The President . . . shall nominate, and by and with the Advice and Consent of the Senate, shall appoint Ambassadors, other public Ministers and Consuls, Judges of the supreme Court, and all other Officers of the United States, whose Appointments are not herein otherwise provided for, and which shall be established by Law. . . .
And, The Heritage Foundation presents a compelling analysis of the plain-text rationale connoted by this verbiage:
The principal concern of the Framers regarding the Appointments Clause, as in many of the other separation of powers provisions of the Constitution, was to ensure accountability while avoiding tyranny. Hence, following the suggestion of Nathaniel Gorham of New Hampshire and the example of the Massachusetts Constitution drafted by John Adams, the Framers gave the power of nomination to the President so that the initiative of choice would be a single individual's responsibility but provided the check of advice and consent to forestall the possibility of abuse of this power. Gouverneur Morris described the advantages of this multistage process: 'As the President was to nominate, there would be responsibility, and as the Senate was to concur, there would be security.'
Furthermore, the Federalist Papers further illustrates some of these tenents by highlighting the original intent of the individuals responsible for the constitution's drafting,
'[I]t is easy to show that every advantage to be expected from such an arrangement would, in substance, be derived from the power of nomination which is proposed to be conferred upon him; while several disadvantages which might attend the absolute power of appointment in the hands of that officer would be avoided. In the act of nomination, his judgment alone would be exercised; and as it would be his sole duty to point out the man who, with the approbation of the Senate, should fill an office, his responsibility would be as complete as if he were to make the final appointment.'
-The Federalist No. 76.
With such conclusions to be drawn by the Heritage Foundation and the individuals responsible for such fundamental elements of our constitution; should the statements of Senator Hillary Clinton and Associate Justice Ruth Bader Ginsburg be construed as anything less than dangerous?

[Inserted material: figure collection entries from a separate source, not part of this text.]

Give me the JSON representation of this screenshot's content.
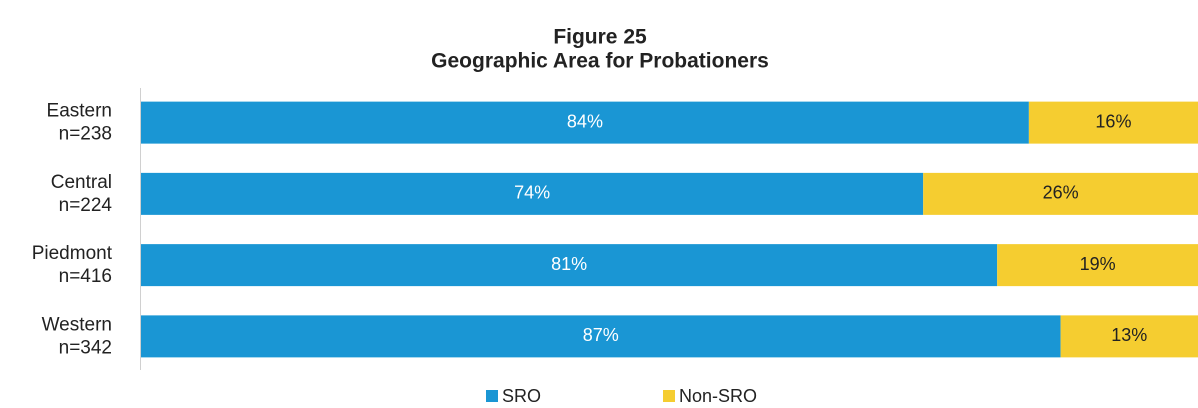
{
  "chart_data": {
    "type": "stacked_barh",
    "title": "Figure 25",
    "subtitle": "Geographic Area for Probationers",
    "categories": [
      "Eastern",
      "Central",
      "Piedmont",
      "Western"
    ],
    "category_notes": [
      "n=238",
      "n=224",
      "n=416",
      "n=342"
    ],
    "xlim": [
      0,
      100
    ],
    "series": [
      {
        "name": "SRO",
        "color": "#1a96d4",
        "label_color": "#ffffff",
        "values": [
          84,
          74,
          81,
          87
        ],
        "value_labels": [
          "84%",
          "74%",
          "81%",
          "87%"
        ]
      },
      {
        "name": "Non-SRO",
        "color": "#f5cd30",
        "label_color": "#222222",
        "values": [
          16,
          26,
          19,
          13
        ],
        "value_labels": [
          "16%",
          "26%",
          "19%",
          "13%"
        ]
      }
    ],
    "legend": "bottom"
  }
}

Senator Hillary Clinton, in her statement announcing she will vote "NO" for the confirmation of Judge Roberts stated:
[B]ecause I think he is far more likely to vote the views he expressed in his legal writings, I cannot give my consent to his confirmation and will, therefore, vote against his confirmation. My desire to maintain the already fragile Supreme Court majority for civil rights, voting rights and women's rights outweigh the respect I have for Judge Roberts's intellect, character, and legal skills."
The 'non-partisan,' 'non-political,' 'neutral' Associate Justice Ruth Bader Ginsburg opined yesterday at a speech to the New York Bar Association:
"[S]ome women who might be appointed who would not advance human rights or women's rights..."
"I have a list of highly qualified women, but the president has not consulted me," she added during a brief interview Wednesday night.
Thus, based upon these statements, that represent but a microcosm of what those on the left emanate daily in how they approach ourfundamentall rights. Is it not easily to construe why those on the left promulgate their beliefs through the courts and not through our established democratic processes? Can these statements even be closely reconciled in any form with what out Constitution states plainly?